The district's transformation from a New South Wales rural area to a built-up national capital began during political debates over Federation in the early 20th century. At the time, Melbourne was Australia's largest city and the obvious place for the capital. The western colonies Western Australia, South Australia and Victoria supported Melbourne. However, New South Wales (the largest colony) and (to a lesser extent) Queensland, favoured Sydney which was older than Melbourne and the only other large city in Australia. Perhaps one or another of the two colonial capitals might have eventually been acceptable to the smaller states, but the Sydney-Melbourne rivalry was such that neither city would ever agree to the other one becoming the capital.
Eventually, a compromise was reached: Melbourne would be the capital on a temporary basis while a new capital was built somewhere between Sydney and Melbourne. Section 125 of the Constitution specified that the capital must be placed in a Commonwealth territory within New South Wales but at least 100 miles from Sydney.
After an extensive search, the present site, about 300 kilometres south-west of Sydney, in the foothills of the Australian Alps, was chosen in 1908 as a result of survey work done by the government surveyor Charles Scrivener in that year. Two people who campaigned strongly for the Federal capital to be in the Canberra area were John Gale, the publisher of The Queanbeyan Age and Federal politician King O'Malley. The choice of site was a disputed one, and narrowly beat Dalgety, a small town near the NSW/Victoria border.

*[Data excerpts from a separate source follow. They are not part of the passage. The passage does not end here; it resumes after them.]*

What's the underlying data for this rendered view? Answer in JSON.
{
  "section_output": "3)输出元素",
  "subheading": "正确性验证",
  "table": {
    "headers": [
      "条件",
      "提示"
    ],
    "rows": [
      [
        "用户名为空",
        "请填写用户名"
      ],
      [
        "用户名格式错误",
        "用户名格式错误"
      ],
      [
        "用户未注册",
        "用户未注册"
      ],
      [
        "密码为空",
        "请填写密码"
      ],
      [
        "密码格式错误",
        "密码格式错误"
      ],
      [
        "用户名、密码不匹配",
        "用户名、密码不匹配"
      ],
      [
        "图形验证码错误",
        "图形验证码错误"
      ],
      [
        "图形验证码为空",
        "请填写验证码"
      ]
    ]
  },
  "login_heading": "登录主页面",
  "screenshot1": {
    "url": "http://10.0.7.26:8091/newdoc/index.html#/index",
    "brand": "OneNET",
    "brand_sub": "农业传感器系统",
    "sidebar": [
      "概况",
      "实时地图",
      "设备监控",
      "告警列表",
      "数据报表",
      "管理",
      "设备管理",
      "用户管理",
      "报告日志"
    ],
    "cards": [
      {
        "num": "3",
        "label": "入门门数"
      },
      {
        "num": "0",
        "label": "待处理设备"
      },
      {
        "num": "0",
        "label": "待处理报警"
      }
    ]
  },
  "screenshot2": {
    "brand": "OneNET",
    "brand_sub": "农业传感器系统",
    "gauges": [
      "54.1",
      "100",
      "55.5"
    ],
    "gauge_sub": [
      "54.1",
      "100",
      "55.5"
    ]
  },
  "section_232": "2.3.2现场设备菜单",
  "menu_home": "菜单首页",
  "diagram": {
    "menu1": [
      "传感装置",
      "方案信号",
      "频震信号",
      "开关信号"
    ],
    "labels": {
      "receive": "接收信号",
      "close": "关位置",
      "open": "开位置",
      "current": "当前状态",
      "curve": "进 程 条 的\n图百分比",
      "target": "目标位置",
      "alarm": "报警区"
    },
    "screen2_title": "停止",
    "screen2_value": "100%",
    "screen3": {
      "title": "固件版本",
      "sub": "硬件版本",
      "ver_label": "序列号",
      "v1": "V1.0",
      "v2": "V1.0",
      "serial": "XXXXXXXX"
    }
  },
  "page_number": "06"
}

The NSW government ceded the new Australian Capital Territory to the Commonwealth Government on 1 January 1910. In that same year, the ACT became an alcohol-free area as a result of legislation that the Minister for Home Affairs, King O'Malley, steered through the Federal Parliament in Melbourne. (Ironically, a pub named after O'Malley was established in the city centre of Canberra during the 1990s.)